Fig. 6: Reduction of the m.3243 A > G mutant load by inhibition of PI3K-Akt-mTORC1 requires neither selective cell death nor clonal expansion and is a cell-autonomous event.

a A flow chart describing the cell culture process used to assess cell growth/death over the 4- or 8-week drug pretreatments. Cells were pretreated with either vehicle, LY or RP for the time periods as specified in Fig. 6b (‘pretreatment’) and then seeded into 96-well plates for measuring cell growth/death with either vehicle, LY or RP (‘treatment’). Single-cell PCR for the m.3243 A > G mutant loads was performed at the end of pretreatments using TaqMan SNP genotyping. The chart was created with BioRender.com. b Cell growth (upper panel) and cell death (lower panel) over the 4- or 8-weeks drug pretreatments of A549 cybrid cells (left panel) and patient 1 fibroblasts (right panel) were measured using Incucyte (n = 6 culture wells; p < 0.0001).

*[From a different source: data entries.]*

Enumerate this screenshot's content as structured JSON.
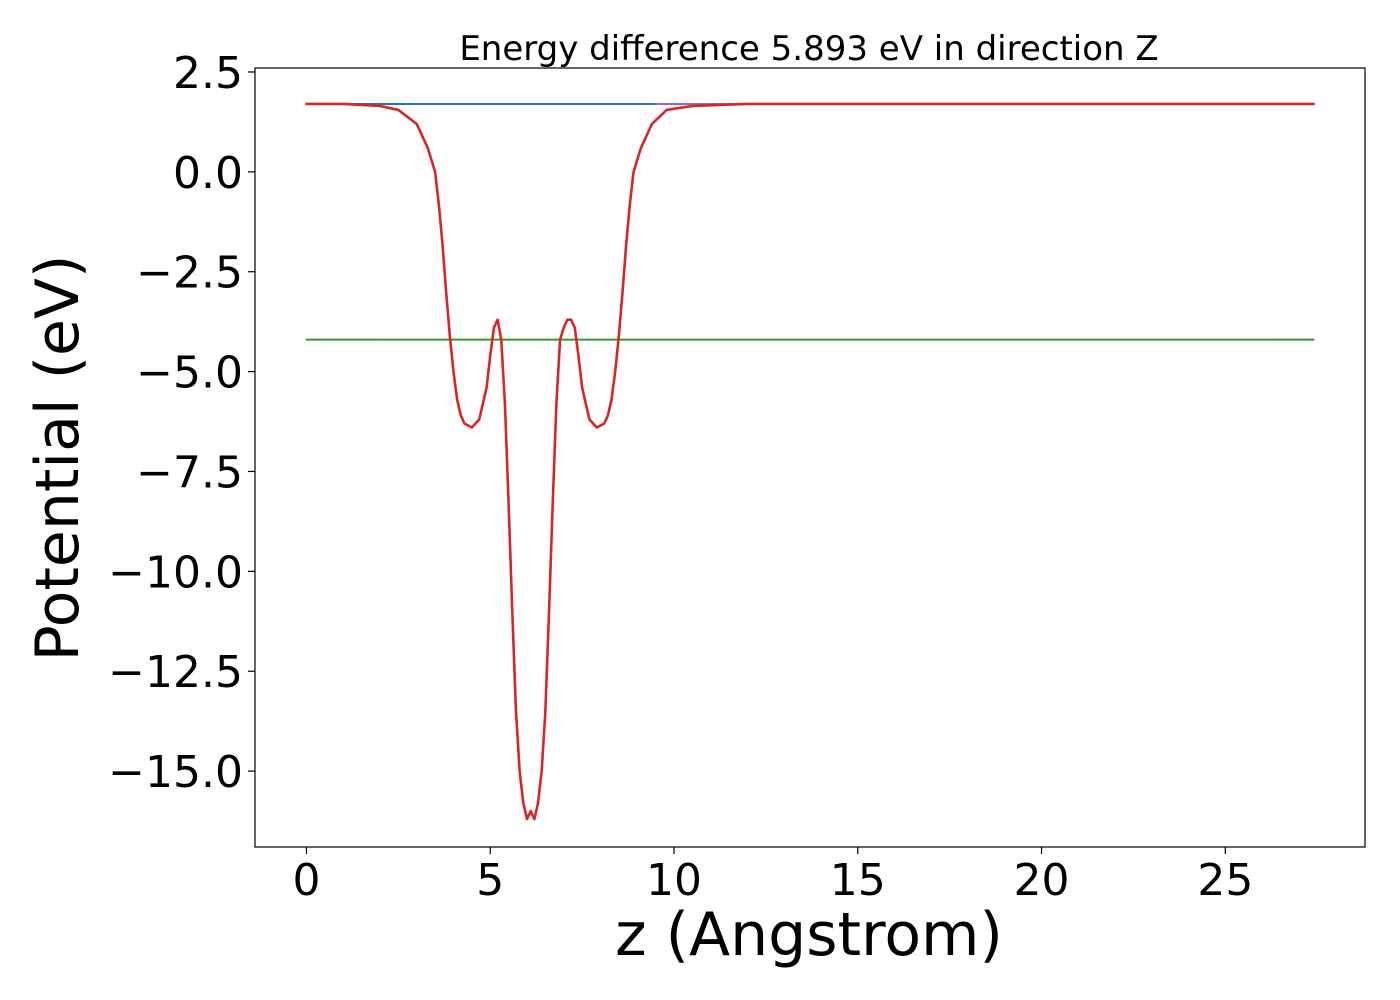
{
  "chart_data": {
    "type": "line",
    "title": "Energy difference 5.893 eV in direction Z",
    "xlabel": "z (Angstrom)",
    "ylabel": "Potential (eV)",
    "xlim": [
      -1.4,
      28.8
    ],
    "ylim": [
      -16.9,
      2.6
    ],
    "xticks": [
      0,
      5,
      10,
      15,
      20,
      25
    ],
    "xtick_labels": [
      "0",
      "5",
      "10",
      "15",
      "20",
      "25"
    ],
    "yticks": [
      2.5,
      0.0,
      -2.5,
      -5.0,
      -7.5,
      -10.0,
      -12.5,
      -15.0
    ],
    "ytick_labels": [
      "2.5",
      "0.0",
      "−2.5",
      "−5.0",
      "−7.5",
      "−10.0",
      "−12.5",
      "−15.0"
    ],
    "grid": false,
    "legend": "none",
    "series": [
      {
        "color": "#1f77b4",
        "x": [
          0.0,
          27.4
        ],
        "y": [
          1.7,
          1.7
        ]
      },
      {
        "color": "#2ca02c",
        "x": [
          0.0,
          27.4
        ],
        "y": [
          -4.2,
          -4.2
        ]
      },
      {
        "color": "#9467bd",
        "x": [
          9.5,
          27.4
        ],
        "y": [
          1.7,
          1.7
        ]
      },
      {
        "color": "#d62728",
        "x": [
          0.0,
          1.0,
          2.0,
          2.5,
          3.0,
          3.3,
          3.5,
          3.6,
          3.7,
          3.8,
          3.9,
          4.0,
          4.1,
          4.2,
          4.3,
          4.5,
          4.7,
          4.9,
          5.0,
          5.1,
          5.2,
          5.3,
          5.4,
          5.5,
          5.6,
          5.7,
          5.8,
          5.9,
          6.0,
          6.1,
          6.2,
          6.3,
          6.4,
          6.5,
          6.6,
          6.7,
          6.8,
          6.9,
          7.0,
          7.1,
          7.2,
          7.3,
          7.4,
          7.5,
          7.7,
          7.9,
          8.1,
          8.2,
          8.3,
          8.4,
          8.5,
          8.6,
          8.7,
          8.8,
          8.9,
          9.1,
          9.4,
          9.8,
          10.5,
          12.0,
          15.0,
          20.0,
          27.4
        ],
        "y": [
          1.7,
          1.7,
          1.65,
          1.55,
          1.2,
          0.6,
          0.0,
          -0.8,
          -1.8,
          -3.0,
          -4.1,
          -5.0,
          -5.7,
          -6.1,
          -6.3,
          -6.4,
          -6.2,
          -5.4,
          -4.6,
          -3.9,
          -3.7,
          -4.2,
          -5.8,
          -8.3,
          -11.0,
          -13.5,
          -15.0,
          -15.8,
          -16.2,
          -16.0,
          -16.2,
          -15.8,
          -15.0,
          -13.5,
          -11.0,
          -8.3,
          -5.8,
          -4.2,
          -3.9,
          -3.7,
          -3.7,
          -3.9,
          -4.6,
          -5.4,
          -6.2,
          -6.4,
          -6.3,
          -6.1,
          -5.7,
          -5.0,
          -4.1,
          -3.0,
          -1.8,
          -0.8,
          0.0,
          0.6,
          1.2,
          1.55,
          1.65,
          1.7,
          1.7,
          1.7,
          1.7
        ]
      }
    ]
  }
}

Although treatment with either LY or RP at 5 μM slowed cell proliferation in both patient 1 fibroblasts and cybrid cells, the cell death numbers were also lowered by the drug treatments. c, d A scatter plot showing the distribution of WT and mutant mtDNA measured in single A549 cybrid cells treated with LY or RP for 6 weeks showed a clear shift of mutant load distribution (c). d Mutant load distributions of single A549 cybrid cells (n > 850 cells) and patient 1 fibroblasts (n > 350 cells) treated with LY or RP for 6 and 12 weeks, respectively. Source data are provided as a Source Data file. All data represented as mean ± SD and were analysed by one/two-way ANOVA with Tukey’s multiple comparisons test (*p < 0.05, **p < 0.01, ***p < 0.001, ****p < 0.0001).